Yes, the + just means one or more.  It applies to the character set [^[:ascii]],
which means any character except (`^') the characters in the character class
[:ascii], which means any non-ascii character.  The latter information
(character classes) is still missing from the Emacs manual, but you will find it
in the Elisp manual, nodes `Regexp Special' and `Char Classes'.

> For those (few? many?) of us who don't know icicles, could you
> maybe how those two command-strings work, ie sort of translate
> each of them into some kind of "emacs-english"?  THANKS!

I guess you're asking about `C-`' and `S-TAB'.  In Icicle mode, `C-`' is bound
to `icicle-search' by default, and `S-TAB' does regexp completion.

C-` [^[:ascii]]+ parses the buffer into search contexts (the regions that match
[^[:ascii]]+), and it reads your input with completion, making those contexts
available as the set of completion candidates.  IOW, you use completion to
choose which search hits to visit.

When you hit S-TAB it completes your minibuffer input (empty so far) against the
candidate search contexts, showing those that match your input in buffer
*Completions*.  Since your input is empty they all match and are all shown.

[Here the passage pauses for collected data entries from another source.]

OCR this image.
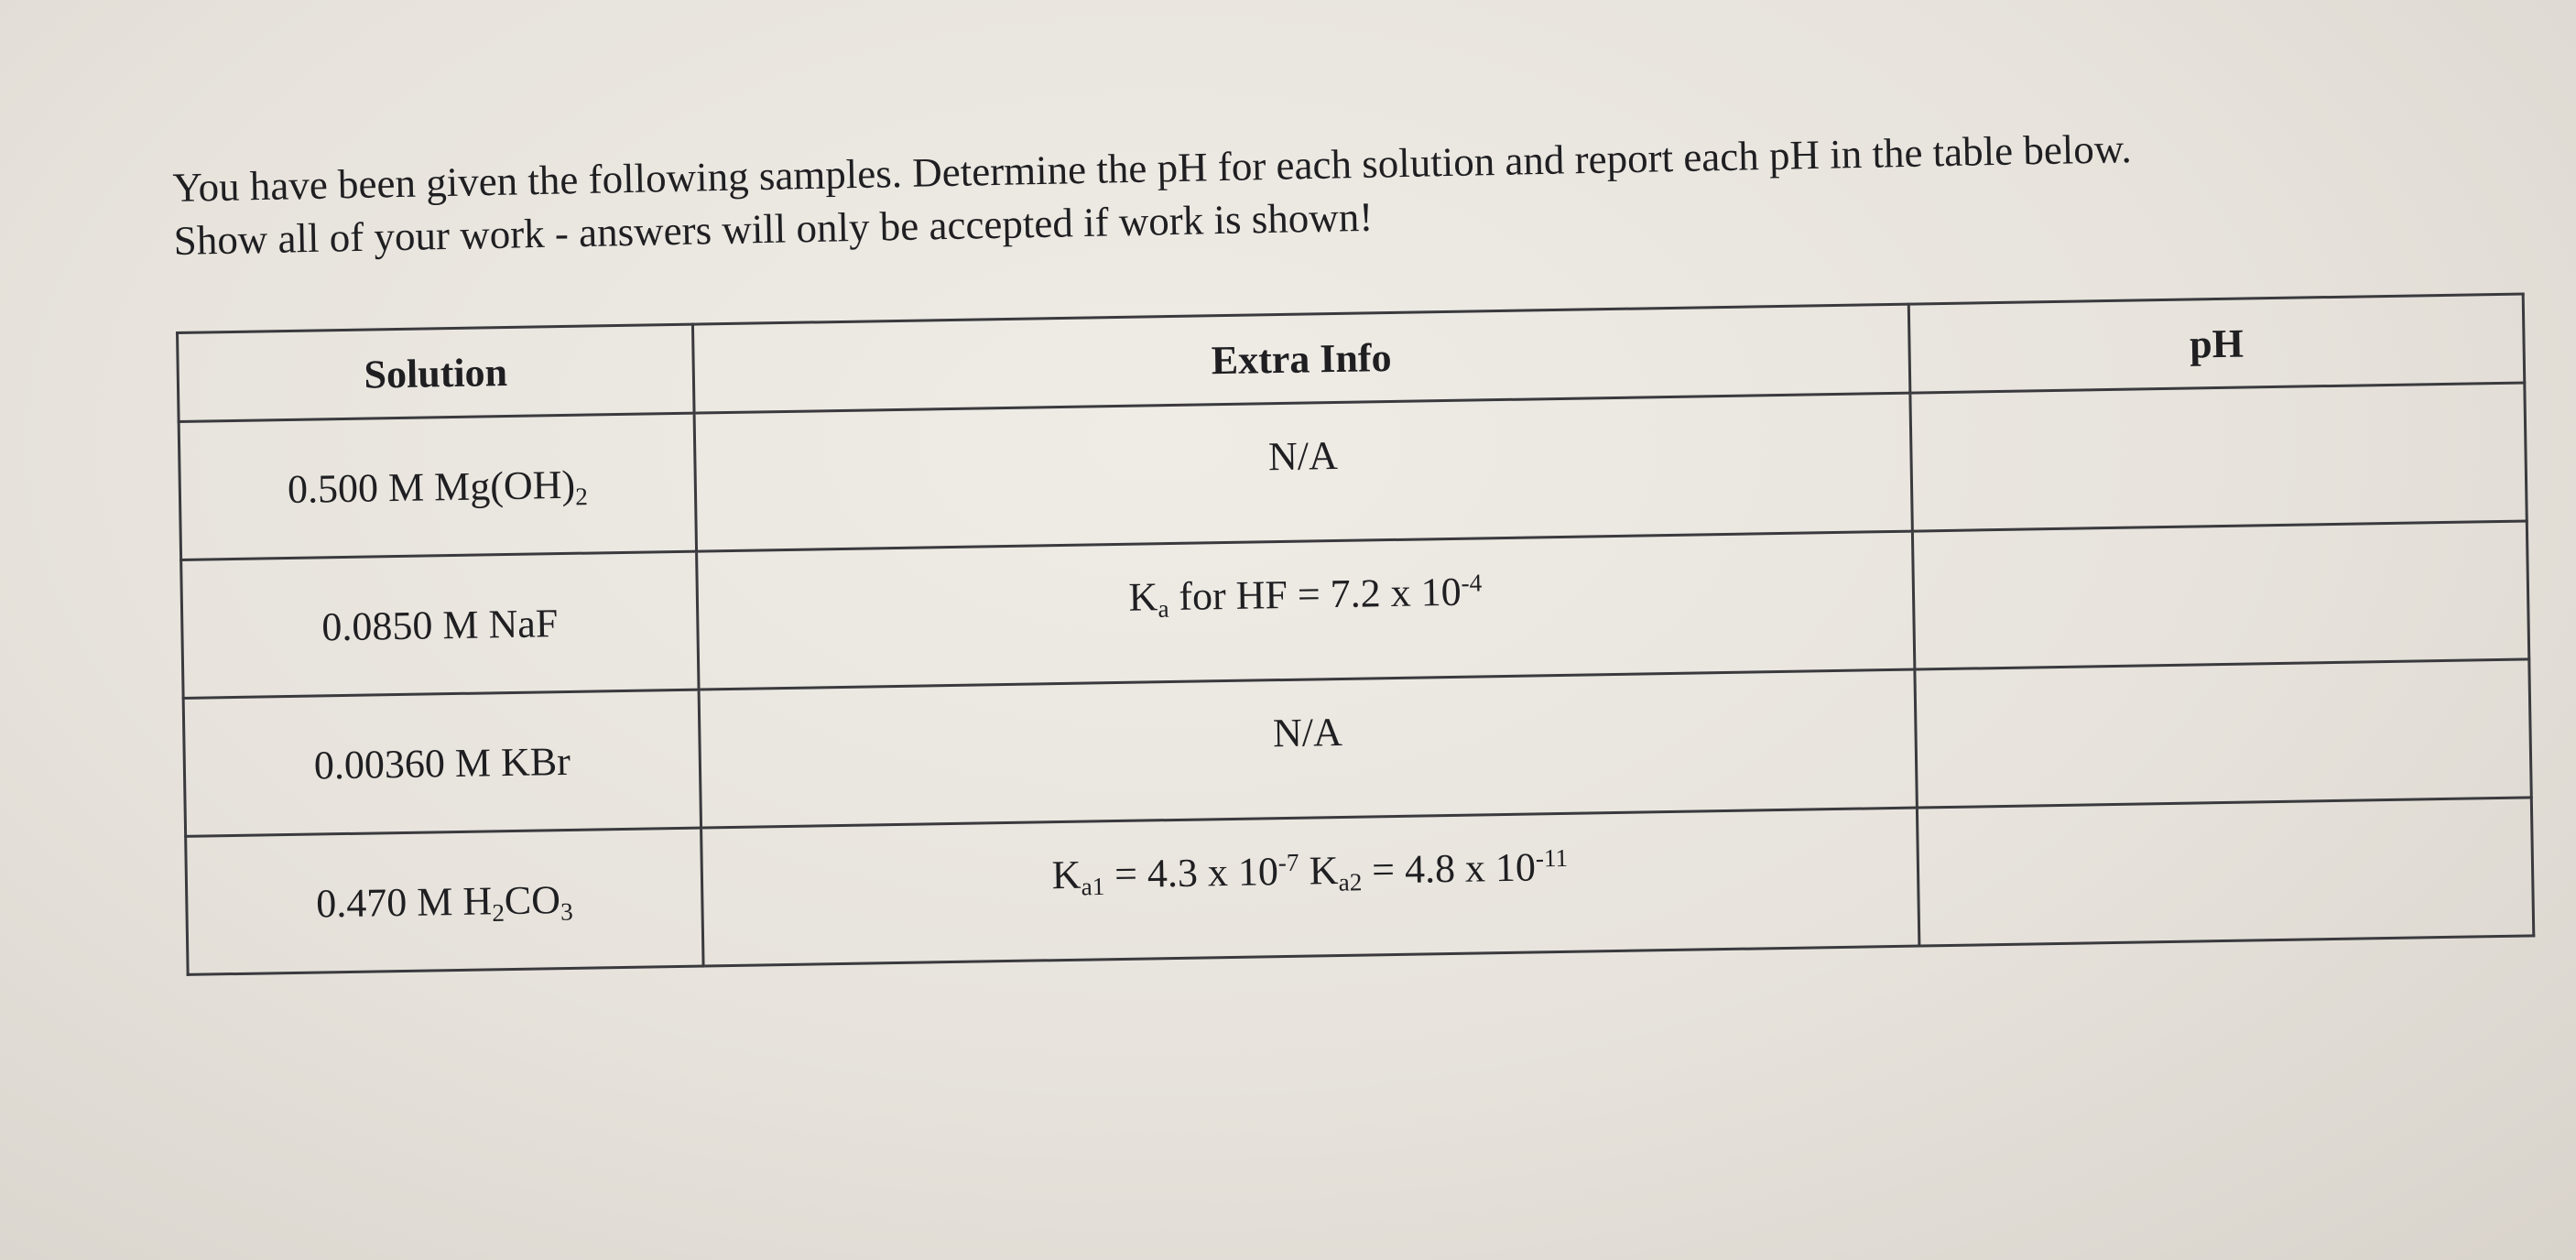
You have been given the following samples. Determine the pH for each solution and report each pH in the table below.

Show all of your work - answers will only be accepted if work is shown!

Solution	Extra Info	pH
0.500 M $Mg(OH)_2$	N/A	
0.0850 M NaF	$K_a$ for HF = 7.2 x $10^{-4}$	
0.00360 M KBr	N/A	
0.470 M $H_2CO_3$	$K_{a1} = 4.3$ x $10^{-7}$ $K_{a2} = 4.8$ x $10^{-11}$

If you can type non-ascii chars (or paste them into the minibuffer), then doing
that filters the candidates to those that match the sequence of chars you
inserted.  For example, if you type a non-ascii double-quote, then only the
contexts that contain that char are now the candidates.  Change your minibuffer
input and you change the set of matching contexts, which you can visit.

Whatever the current set of matching candidates is, you can visit any of their
locations by cycling among them using `next' (PageDown) and `C-RET' to choose.
Or just visit some in sequence (buffer order, by default) using `C-next'.  Or
just visit some by clicking `C-mouse-2' on them in *Completions*.  `RET' (or
`C-g') ends the tour.

You can also perform replacements of either an entire search context or just the
part(s) that your input matches.  You could, for example, replace all of the
non-ascii double-quote chars by an ascii double-quote.

> >http://www.emacswiki.org/emacs/Icicles_-_Search_Commands%2c_Overview
> >
> >When the set of hits is thus those defined by [^[:ascii]]+, 
> >you can type any string using a subset of those chars (i.e.,
> >one or more particular non-ascii chars) to narrow the hits,
> >then visit any of those, and optionally replace any
> >or all of them with alternatives.
> >http://www.emacswiki.org/emacs/Icicles_-_Search-And-Replace
> 
> Hmmm.  Maybe a perl program, with hashes, etc, I should do it
> that way? Seems like overkill, unwiedly too, for something SO
> COMMONLY ENCOUNTED...

As I also mentioned, and someone else did the same later, you can also use
[^[:ascii]] with incremental regexp search: `C-M-s'.